Anche la prima cantina Gancia – aperta a Canelli, in provincia di Asti – risale al XIX secolo. Fondata nel 1850, la “Fratelli Gancia” inaugura un nuovo tipo di champagne nel 1865: lo “Spumante italiano” che avrà il successo internazionale che conosciamo. Nel 2011 il gruppo Russian Standard, proprietario anche dell’omonima vodka, comprerà una parte – il 70% secondo Coldiretti – della marca nostrana. Piccola svista per Di Maio, che attribuisce un gruppo russo agli inglesi.



Ferrovie



Ansaldo STS, compagnia che si definisce leader globale nel settore del segnalamento e dei sistemi integrati di trasporto sia per il traffico passeggeri che per il trasporto merci, è stata fondata nel 1850 e ha sede a Genova. L’azienda passerà alla giapponese Hitachi entro la fine di quest’anno grazie ad un accordo con Finmeccanica, che detiene il 40% delle azioni Ansaldo STS. Dallo stesso comunicato stampa apprendiamo che fa parte della stessa transazione l’acquisto di Ansaldo Breda, specializzata nella costruzione di trasporti ferroviari con sede a Napoli.



Elettricità



Terna S.p.A. è un grande operatore di reti per la trasmissione dell’energia elettrica, tra i principali protagonisti in Europa per chilometri di linee di alta tensione gestite. E’ vero, esiste una relazione tra la società partecipata dello Stato e la Cina, anche se questa non ha natura necessariamente di proprietà, come sembra voglia far credere l’esponente del Movimento Cinque Stelle. Facciamo quindi un po’ d’ordine partendo dagli eventi più recenti.



A gennaio 2015 Terna annuncia l’assunzione di un nuovo amministratore non esecutivo, Yunpeng He, che fa anche parte del Consiglio di Amministrazione di CDP Reti S.p.A, azionista di maggioranza relativa di Terna. CDP Reti S.p.A è a sua volta una società partecipata della State Grid Europe Limited per il 35%, la quale è una compagnia della State Grid Corporation of China – che ha comprato parte del 40,9% delle azioni vendute dalla Cassa depositi e prestiti S.p.A alla fine di novembre 2014.
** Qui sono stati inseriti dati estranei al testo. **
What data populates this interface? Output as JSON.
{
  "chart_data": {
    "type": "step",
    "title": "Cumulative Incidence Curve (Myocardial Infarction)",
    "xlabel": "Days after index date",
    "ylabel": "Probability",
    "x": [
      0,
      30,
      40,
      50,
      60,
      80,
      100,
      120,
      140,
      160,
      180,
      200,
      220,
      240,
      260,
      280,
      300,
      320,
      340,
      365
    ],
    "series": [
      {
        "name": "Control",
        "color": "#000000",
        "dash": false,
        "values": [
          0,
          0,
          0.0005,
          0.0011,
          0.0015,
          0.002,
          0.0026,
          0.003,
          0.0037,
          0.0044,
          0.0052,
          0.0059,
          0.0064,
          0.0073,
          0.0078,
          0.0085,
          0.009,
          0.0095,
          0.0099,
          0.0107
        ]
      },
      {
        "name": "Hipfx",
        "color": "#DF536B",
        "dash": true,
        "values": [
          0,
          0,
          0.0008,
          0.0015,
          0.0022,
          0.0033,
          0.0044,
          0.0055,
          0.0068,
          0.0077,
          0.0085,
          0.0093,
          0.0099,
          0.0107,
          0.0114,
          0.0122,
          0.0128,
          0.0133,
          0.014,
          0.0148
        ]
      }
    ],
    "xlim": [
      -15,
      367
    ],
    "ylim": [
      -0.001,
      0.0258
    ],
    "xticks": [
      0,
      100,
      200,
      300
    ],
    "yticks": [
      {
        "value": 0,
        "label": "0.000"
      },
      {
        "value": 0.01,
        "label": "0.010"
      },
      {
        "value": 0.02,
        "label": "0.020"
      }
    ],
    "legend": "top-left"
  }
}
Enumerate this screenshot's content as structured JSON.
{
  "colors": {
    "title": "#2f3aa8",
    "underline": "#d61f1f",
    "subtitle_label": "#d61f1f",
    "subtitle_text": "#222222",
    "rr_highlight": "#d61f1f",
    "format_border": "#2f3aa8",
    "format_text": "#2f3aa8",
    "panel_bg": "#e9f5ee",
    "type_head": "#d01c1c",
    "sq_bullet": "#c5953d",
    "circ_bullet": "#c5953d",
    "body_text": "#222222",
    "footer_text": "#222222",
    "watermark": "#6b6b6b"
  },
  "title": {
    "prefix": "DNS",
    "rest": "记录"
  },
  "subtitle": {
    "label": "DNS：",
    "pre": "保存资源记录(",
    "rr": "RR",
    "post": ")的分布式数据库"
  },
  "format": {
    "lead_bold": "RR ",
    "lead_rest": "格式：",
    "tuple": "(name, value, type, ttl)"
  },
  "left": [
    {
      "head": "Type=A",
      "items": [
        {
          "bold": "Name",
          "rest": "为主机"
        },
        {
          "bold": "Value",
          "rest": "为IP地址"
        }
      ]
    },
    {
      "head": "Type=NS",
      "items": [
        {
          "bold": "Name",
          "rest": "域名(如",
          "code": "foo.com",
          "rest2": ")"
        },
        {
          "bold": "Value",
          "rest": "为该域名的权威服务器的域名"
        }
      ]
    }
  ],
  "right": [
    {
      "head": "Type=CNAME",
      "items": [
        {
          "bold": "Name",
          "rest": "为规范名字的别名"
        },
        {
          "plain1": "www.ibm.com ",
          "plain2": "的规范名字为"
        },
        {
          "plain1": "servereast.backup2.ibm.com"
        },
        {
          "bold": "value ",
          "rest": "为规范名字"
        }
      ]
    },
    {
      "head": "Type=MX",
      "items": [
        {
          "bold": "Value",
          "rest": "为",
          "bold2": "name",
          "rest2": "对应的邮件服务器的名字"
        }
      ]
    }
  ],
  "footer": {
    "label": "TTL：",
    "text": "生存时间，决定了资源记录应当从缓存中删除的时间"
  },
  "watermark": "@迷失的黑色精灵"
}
Dire che Terna è andata “ai cinesi” è quindi forse un’esagerazione, anche se è vero che uno degli azionisti di Terna è partecipato da una società cinese in modo rilevante.



Pneumatici



Anche l’ “italianissima” Pirelli ha recentemente fatto affari con alcuni investitori cinesi: nel marzo 2015 China Chemical National Corporation (Chemchina) ha infatti acquisito parte della Pirelli attraverso la holding italiana Camfin. Secondo le ultime notizie, a settembre di quest’anno verrà indetto una gara d’appalto per la vendita della rimanente parte della Pirelli.



Moda



Risale invece a qualche anno fa – il 2012 per la precisione – la vendita del gruppo Valentino al gruppo Mayhoola for Investments Spc, del Qatar. La marca Valentino risale al 1960, quando il celebratissimo stilista Valentino Garavani crea Valentino S.p.A insieme a Giancarlo Giammetti.



Il Verdetto



Di Maio presenta una lunga lista di marchi italiani passati parzialmente o completamente a investitori stranieri. Non è nostro compito stabilire fino a che punto tale situazione sia frutto della globalizzazione o di una “strategia quasi militare”, come detto da Di Maio, ma certamente possiamo affermare che, su sei marchi, l’esponente del M5S sbaglia la provenienza di una soltanto, meritandosi un “C’eri quasi”.